Mary Shaw, Professor and Software Engineering Expert, Is Awarded The Perlis Chair in Carnegie Mellon's School of Computer Science

PITTSBURGH--Mary M. Shaw, professor of computer science and associate dean for professional programs in the School of Computer Science (SCS) at Carnegie Mellon University, has been awarded the Perlis Chair, an endowed professorship established in 1991 in SCS.

The Perlis chair was created in memory of Alan J. Perlis, one of the founders of Carnegie Mellon's Computer Science Department, a pioneer in programming language development and an extraordinary educator. Perlis was a Carnegie Mellon alumnus, former Mathematics Department chairman and one-time head of the university's computation center. In 1966, he was chosen to be the first recipient of the Association for Computing Machinery's (ACM) Turing Award, which remains the highest honor in computing.

Shaw has been chosen for the Perlis chair in recognition of her significant accomplishments in software research and education. She has focused her attention in the areas of programming systems and software engineering, particularly software architecture, programming languages, specifications and abstraction techniques. She has spoken out on the need for a true engineering discipline for software, and wrote a seminal paper, "Prospects for an Engineering Discipline of Software," published in IEEE Software in 1990. She sees the architecture of software systems--the inter-module relations that determine the character of a system in contrast to the intra-module definitions that deal with algorithms and data structures--as "the next important area of leverage in software development."

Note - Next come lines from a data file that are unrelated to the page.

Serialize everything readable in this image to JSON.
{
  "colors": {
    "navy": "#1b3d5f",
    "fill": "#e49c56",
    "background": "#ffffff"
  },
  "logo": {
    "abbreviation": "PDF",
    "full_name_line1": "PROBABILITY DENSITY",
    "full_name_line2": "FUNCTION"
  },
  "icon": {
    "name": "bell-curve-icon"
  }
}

Shaw helped to design the curriculum for SCS' undergraduate computer science program. She led the restructuring of the university's Master of Software Engineering program to focus on the technical engineering side of the discipline. In the '70s she did research on abstract data types, one of the two roots of object-oriented programming.

She earned a bachelor's degree in mathematics cum laude from Rice University in 1965. She received her Ph.D. in computer science from Carnegie Mellon in 1971 and joined the university faculty, becoming an assistant professor in 1972. She was named a senior research computer scientist in 1977 and became an associate professor in 1982. She became a full professor in 1986. From 1984-1987, she also held the title of chief scientist of the Software Engineering Institute (SEI) and still holds a joint appointment at the SEI. She has been associate dean for professional programs since 1992, and in 1994 became a charter member of the university's Human Computer Interaction Institute.

In 1993, Shaw received the Warnier Prize for contributions to software engineering and system development methods. She is an author or editor of six books and more than 100 papers and technical reports. She is a Fellow of the Institute of Electrical and Electronics Engineers and the American Association for the Advancement of Science. She is a member of the ACM, the New York Academy of Sciences and the Society of the Sigma Xi.